No ketchup allowed on my macaroni, though.
108
Anne, that sounds wonderful. I'm going to be in Providence in two weeks; I'd look you up and share some of that, but I'll be too busy gorging myself on seafood. I don't see much of that here.
109
@ 108 - Can't blame you. Seafood is amazing. Besides, if you've got a free night, you can just look up a recipe for oven baked mac n cheese (Martha Stewart's is amazing).

The sad part is, when I go visit my parents, the food thing I get really excited about is...seafood. Specifically, Maryland crab cakes.
110
I had some "pretty good" crab cakes at Legal Seafood the last time I was there. Not as good as the real thing, but better than nothing.

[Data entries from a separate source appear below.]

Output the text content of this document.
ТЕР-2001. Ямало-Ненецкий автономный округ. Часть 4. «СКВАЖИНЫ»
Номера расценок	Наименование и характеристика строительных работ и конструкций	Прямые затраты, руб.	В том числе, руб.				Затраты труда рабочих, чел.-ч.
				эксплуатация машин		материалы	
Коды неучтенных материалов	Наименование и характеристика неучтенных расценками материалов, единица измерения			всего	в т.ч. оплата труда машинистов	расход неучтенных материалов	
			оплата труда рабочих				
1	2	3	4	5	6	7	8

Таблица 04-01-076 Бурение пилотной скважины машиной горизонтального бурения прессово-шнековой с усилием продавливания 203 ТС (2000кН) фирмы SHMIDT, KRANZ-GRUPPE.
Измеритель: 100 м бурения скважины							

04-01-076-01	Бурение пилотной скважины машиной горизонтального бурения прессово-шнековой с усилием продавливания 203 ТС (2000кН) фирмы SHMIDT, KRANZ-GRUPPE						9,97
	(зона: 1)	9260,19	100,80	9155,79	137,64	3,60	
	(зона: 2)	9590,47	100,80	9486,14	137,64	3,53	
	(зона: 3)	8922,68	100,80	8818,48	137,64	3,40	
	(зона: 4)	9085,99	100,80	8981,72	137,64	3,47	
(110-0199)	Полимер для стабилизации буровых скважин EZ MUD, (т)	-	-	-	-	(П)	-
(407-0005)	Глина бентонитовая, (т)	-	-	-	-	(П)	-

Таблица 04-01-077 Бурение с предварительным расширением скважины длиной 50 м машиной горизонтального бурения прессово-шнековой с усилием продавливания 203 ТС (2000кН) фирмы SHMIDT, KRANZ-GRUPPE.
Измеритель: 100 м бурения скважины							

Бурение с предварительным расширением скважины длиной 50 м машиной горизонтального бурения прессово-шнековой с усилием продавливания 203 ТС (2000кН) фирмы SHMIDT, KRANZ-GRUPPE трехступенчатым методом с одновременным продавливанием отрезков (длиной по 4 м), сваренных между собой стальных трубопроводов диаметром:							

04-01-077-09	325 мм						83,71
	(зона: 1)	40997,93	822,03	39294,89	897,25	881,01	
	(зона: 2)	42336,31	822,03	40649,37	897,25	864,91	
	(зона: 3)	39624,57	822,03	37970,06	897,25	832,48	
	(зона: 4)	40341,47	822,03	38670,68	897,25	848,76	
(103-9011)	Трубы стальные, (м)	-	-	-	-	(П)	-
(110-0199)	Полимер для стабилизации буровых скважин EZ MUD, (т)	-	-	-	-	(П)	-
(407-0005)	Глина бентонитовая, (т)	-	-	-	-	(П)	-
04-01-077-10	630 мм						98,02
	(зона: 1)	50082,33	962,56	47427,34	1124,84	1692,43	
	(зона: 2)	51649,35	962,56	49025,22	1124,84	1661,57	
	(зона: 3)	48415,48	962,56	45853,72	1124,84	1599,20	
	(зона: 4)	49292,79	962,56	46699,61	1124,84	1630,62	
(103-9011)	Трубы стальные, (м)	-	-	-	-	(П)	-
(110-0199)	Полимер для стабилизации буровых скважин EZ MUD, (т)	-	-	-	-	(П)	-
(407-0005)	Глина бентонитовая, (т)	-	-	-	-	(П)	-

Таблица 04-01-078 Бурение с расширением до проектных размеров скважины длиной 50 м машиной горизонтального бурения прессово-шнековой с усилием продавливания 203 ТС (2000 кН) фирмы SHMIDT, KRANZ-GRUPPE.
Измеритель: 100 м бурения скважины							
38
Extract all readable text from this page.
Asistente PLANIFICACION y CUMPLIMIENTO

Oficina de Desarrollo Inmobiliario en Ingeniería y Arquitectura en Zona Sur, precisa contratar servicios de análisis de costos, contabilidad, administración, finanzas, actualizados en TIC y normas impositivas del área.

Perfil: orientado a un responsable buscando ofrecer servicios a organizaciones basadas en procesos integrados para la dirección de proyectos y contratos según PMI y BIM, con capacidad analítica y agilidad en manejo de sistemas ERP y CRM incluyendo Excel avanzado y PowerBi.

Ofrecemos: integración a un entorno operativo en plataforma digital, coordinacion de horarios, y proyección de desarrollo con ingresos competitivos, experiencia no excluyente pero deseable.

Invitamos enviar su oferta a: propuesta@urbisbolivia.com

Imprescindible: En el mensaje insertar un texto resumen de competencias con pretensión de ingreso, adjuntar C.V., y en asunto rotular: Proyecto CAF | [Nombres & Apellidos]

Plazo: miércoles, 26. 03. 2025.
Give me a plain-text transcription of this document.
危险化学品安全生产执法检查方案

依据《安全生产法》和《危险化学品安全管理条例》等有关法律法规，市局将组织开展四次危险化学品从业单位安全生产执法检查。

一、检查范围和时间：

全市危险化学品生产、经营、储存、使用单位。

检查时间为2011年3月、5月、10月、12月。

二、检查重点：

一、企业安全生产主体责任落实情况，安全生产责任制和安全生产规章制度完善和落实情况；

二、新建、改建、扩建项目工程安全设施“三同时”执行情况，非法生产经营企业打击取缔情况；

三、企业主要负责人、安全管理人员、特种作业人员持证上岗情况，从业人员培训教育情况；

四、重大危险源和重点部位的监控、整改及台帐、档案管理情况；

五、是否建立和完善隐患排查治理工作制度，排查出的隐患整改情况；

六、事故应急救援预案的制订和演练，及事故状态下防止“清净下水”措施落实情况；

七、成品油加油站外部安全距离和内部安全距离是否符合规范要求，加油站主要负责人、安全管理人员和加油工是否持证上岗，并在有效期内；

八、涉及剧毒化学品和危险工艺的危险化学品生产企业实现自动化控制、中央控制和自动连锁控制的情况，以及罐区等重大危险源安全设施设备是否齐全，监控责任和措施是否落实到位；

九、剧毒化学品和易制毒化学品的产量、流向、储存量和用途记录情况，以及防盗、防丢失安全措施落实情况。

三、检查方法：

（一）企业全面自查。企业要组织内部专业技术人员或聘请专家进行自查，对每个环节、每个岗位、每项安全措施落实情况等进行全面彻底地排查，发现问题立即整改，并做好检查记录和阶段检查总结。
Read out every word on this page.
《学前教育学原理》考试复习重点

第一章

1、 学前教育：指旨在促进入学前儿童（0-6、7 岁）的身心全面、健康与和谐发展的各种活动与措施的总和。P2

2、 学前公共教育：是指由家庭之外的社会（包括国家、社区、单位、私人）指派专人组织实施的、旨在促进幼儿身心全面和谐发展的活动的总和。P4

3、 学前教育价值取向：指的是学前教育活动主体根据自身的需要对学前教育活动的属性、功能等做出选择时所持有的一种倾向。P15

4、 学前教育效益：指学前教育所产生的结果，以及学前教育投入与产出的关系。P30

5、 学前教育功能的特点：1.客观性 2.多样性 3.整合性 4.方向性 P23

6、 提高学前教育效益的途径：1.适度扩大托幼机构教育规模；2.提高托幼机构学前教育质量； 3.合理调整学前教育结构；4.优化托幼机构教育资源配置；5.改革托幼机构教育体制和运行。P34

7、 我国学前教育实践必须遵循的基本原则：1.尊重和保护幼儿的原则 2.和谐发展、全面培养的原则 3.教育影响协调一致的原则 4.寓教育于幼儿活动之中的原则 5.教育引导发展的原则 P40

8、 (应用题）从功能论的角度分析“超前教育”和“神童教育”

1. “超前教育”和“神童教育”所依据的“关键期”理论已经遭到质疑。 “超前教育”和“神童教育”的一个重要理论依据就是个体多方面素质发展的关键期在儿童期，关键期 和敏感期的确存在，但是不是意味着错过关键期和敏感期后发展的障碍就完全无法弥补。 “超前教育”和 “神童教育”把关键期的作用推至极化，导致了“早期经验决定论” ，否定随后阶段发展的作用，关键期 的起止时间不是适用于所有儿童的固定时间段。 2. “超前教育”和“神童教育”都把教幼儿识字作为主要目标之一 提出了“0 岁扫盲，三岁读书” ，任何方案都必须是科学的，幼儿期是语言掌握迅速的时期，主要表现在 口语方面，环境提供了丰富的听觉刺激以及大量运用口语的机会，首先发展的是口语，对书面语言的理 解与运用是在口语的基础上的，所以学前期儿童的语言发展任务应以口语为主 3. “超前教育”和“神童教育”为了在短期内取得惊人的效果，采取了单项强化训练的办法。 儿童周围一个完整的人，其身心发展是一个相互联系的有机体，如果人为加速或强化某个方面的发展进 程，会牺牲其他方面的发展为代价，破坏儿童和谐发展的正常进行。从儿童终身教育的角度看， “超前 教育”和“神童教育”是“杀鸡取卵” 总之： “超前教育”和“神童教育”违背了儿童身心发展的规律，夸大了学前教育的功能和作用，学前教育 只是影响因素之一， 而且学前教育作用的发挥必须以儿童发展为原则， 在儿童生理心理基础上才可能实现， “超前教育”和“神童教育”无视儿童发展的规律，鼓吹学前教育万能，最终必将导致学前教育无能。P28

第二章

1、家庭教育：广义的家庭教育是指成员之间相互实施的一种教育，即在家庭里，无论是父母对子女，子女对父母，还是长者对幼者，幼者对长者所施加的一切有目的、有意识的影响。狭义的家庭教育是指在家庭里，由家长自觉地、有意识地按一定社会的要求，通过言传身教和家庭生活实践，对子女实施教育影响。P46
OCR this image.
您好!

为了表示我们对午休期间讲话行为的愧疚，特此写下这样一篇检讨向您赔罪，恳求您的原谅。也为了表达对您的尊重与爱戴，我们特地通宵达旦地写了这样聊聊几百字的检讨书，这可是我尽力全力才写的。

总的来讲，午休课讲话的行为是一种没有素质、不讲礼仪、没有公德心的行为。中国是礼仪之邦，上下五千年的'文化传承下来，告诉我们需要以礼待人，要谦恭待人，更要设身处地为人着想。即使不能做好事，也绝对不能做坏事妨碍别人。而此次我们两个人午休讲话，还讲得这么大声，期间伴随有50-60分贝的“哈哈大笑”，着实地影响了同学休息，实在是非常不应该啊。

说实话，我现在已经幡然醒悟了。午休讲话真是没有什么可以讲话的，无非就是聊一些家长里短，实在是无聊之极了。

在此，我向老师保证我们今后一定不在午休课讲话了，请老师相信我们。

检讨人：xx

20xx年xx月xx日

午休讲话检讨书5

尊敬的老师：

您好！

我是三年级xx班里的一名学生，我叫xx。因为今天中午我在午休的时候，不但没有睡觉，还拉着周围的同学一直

Now you've got me thinking about soft-shelled crabs, though. That's a real weak spot for me.
111
The powdered cheese formula for KD and for the Yank "Macaroni and Cheese Dinner" (what a mouthful) are actually slightly different. I have friends from the states who have insisted that I bring on down a few boxes of KD when I go to visit.

The best macaroni and cheese I ever tasted was at the Icon Grill. Anne, I will invite you to wow me in a way that not even Icon can do. Win this girl's heart through her palate.

Seattleites, do speak up on why Icon still has a name all these years later (and no, not for having weak façades crashing down on people).

@110: In Seattle, dungeness crabs. They aren't soft-shelled, but they are worth it.
112
@111: I left out the Icon reference link to fallen façades.